Casaleggio boccia i “quattro consoli di Roma” e apre alla società civile

M5S
Gianroberto Casaleggio questa sera presso l'auditorio Gaber, all'interno della sede del consiglio della regione Lombardia, in occasione di un incontro pubblico fra il Movimento 5 Stelle e il sindacato di polizia, Milano, 12 dicembre 2014. ANSA / MATTEO BAZZI

Il guru cerca un nome forte per il Campidoglio

Il “guru” Gianroberto Casaleggio ieri è venuto a Roma. Una visita a sorpresa che aveva l’obiettivo di dare una sterzata alla partita per prendersi il Campidoglio. E’ chiaro che il quadrumvirato composto dai consiglieri M5S di Roma, “quattro consoli per Roma” li aveva incoronati Grillo a Imola, non vengono considerati abbastanza forti per la volata che i Cinquestelle vogliono fare.

La performance dei quattro “romani” alla trasmissione di Lucia Annunziata sembra averlo lasciato molto, molto freddo, per usare un eufemismo.

Per questo, nel chiuso delle stanze, senza streaming, ieri l’incontro del cofondatore del movimento coi componenti del direttorio (Luigi Di Maio, Roberto Fico, Alessandro Di Battista, Carla Ruocco e Carlo Sibilia) e con le parlamentari capitoline Paola Taverna e Roberta Lombardi, le “donne forti” del M5S. Insomma, pur di non farsi scappare la possibilità di prendersi la Capitale, prende piede il cambio di rotta: l’apertura alla società civile. Non a caso, in molti hanno notato sul sacro blog un video dell’archeologo Salvatore Settis.

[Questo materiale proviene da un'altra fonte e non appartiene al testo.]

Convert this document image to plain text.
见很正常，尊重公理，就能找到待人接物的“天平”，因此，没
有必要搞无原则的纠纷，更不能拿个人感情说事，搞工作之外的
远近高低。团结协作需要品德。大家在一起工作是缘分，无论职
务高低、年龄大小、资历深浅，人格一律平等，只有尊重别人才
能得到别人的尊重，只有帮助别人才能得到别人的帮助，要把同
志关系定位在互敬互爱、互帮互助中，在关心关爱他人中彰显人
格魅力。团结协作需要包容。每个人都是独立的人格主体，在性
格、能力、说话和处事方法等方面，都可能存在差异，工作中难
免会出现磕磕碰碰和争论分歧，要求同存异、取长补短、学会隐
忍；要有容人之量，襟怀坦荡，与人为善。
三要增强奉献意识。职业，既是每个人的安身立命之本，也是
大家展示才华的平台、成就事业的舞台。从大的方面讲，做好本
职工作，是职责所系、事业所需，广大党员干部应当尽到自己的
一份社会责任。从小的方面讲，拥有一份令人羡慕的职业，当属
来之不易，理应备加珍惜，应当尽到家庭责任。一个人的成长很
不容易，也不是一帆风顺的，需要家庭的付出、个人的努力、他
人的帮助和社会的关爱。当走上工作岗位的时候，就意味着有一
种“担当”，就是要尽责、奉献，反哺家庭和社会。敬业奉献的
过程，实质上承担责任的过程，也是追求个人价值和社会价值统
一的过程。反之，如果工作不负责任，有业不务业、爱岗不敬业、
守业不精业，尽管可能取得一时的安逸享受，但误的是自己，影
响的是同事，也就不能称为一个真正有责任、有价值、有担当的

Ora tra i quattro consiglieri grillini di Roma (soprattutto Virginia Raggi data per favorita e il capogruppo Marcello De Vito) c’è un po’ di costrernazione. Eccolo, quindi, il coniglio bianco tirato fuori dal cilindro, visto che i nomi forti Alessandro Di Battista, Paola Taverna e Roberta Lombardi non possono essere candidati e abbandonare il loro mandato a metà. Una cambio di rotta di questo genere, infatti,  non potrebbe essere tollerato dagli attivisti. Risulta più digeribile, invece, la scelta di un candidato (magari proveniente dalla società civile, forse un volto noto) con una votazione online perché “è giusto coinvolgere i cittadini romani il più possibile”. Una ripetizione in piccolo del copione del famoso Rodotà-ta-ta.

Le regole fisse rimangono sempre le stesse: non aver militato in altri partiti e non avere condanne penali. La stagione di caccia per Grillo&Casaleggio è aperta.